A failure is being fixed on the robot. All backup operations (backup and restore) as well as the /migrate filesystem on tre,to,en is unavailable.

Update, 15:09: Some parts needs to be replaced, should arrive tomorrow.

Update, 2005-07-12 16:54: Replaced a cable in the robot. Backup/restore and /migrate is available.

The GPFS filesystems is unavailable because of several failed disks. The problem seems to be identical to what happened March 30.

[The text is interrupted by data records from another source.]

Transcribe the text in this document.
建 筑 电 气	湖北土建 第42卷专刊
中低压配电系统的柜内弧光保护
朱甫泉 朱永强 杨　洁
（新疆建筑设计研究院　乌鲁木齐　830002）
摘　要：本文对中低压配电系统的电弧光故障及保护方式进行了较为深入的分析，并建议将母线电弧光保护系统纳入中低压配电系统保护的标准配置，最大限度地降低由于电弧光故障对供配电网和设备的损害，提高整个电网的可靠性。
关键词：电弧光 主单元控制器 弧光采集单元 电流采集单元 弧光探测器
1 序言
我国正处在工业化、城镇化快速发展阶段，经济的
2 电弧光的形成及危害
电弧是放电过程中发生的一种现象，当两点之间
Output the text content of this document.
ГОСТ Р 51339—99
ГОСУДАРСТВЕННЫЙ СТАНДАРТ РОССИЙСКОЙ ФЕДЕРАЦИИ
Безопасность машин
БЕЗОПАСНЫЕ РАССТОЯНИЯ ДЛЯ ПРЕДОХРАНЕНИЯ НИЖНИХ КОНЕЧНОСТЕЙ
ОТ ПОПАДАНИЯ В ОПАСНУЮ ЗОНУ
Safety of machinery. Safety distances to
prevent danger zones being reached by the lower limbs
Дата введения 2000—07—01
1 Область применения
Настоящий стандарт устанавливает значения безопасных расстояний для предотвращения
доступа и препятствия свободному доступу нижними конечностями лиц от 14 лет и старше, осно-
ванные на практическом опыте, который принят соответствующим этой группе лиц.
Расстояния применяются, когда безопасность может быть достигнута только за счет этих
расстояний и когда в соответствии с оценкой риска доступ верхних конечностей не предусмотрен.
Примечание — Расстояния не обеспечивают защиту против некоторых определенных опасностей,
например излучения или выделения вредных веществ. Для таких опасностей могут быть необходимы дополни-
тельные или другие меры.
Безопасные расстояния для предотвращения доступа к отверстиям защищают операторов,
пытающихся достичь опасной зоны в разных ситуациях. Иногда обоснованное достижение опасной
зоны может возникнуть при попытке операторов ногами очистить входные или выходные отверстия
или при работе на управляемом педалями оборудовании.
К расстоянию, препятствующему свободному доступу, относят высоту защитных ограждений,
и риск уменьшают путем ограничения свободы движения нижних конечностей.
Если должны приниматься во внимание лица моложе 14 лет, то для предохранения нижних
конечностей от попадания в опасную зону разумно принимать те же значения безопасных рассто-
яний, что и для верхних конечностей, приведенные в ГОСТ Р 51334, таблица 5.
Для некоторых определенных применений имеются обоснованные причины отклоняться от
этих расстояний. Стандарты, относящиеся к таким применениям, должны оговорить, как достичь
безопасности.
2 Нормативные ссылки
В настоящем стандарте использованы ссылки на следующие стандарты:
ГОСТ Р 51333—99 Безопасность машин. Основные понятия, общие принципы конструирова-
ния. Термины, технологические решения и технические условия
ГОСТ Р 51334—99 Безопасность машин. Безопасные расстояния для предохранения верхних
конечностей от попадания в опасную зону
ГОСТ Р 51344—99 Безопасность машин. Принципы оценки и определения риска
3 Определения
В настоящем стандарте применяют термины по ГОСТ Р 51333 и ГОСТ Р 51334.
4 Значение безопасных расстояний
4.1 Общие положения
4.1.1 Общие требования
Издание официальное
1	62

http://www.parallaw.uib.no/syslog/56

We had installed a firmware fix for this problem, but that fix seems to be incomplete. A newer more complete fix will be installed ASAP.

Downtime started Monday June 27 00:42:51.

fimm got back on-line at 11:32:00
Downtime: 10 hours 50 minutes

Firmware on SATABlades upgraded to 'firmware 9037'. This will hopefully fix this 'failing disks' problem.

Regatta node TO and TRE had downtime from 08:00 to 12:45
for update of firmware.

Regatta node EN had downtime from 08:00 to 16:00
for update of firmware and change of 32GB memory module.
This node had problem booting from root-disks after hardware changes.
Moving the disks to TO and back again made EN bootable (unclear why).

Linux cluster FIRE had downtime from 08:00 to 16:00 due to dependancy on disks on EN.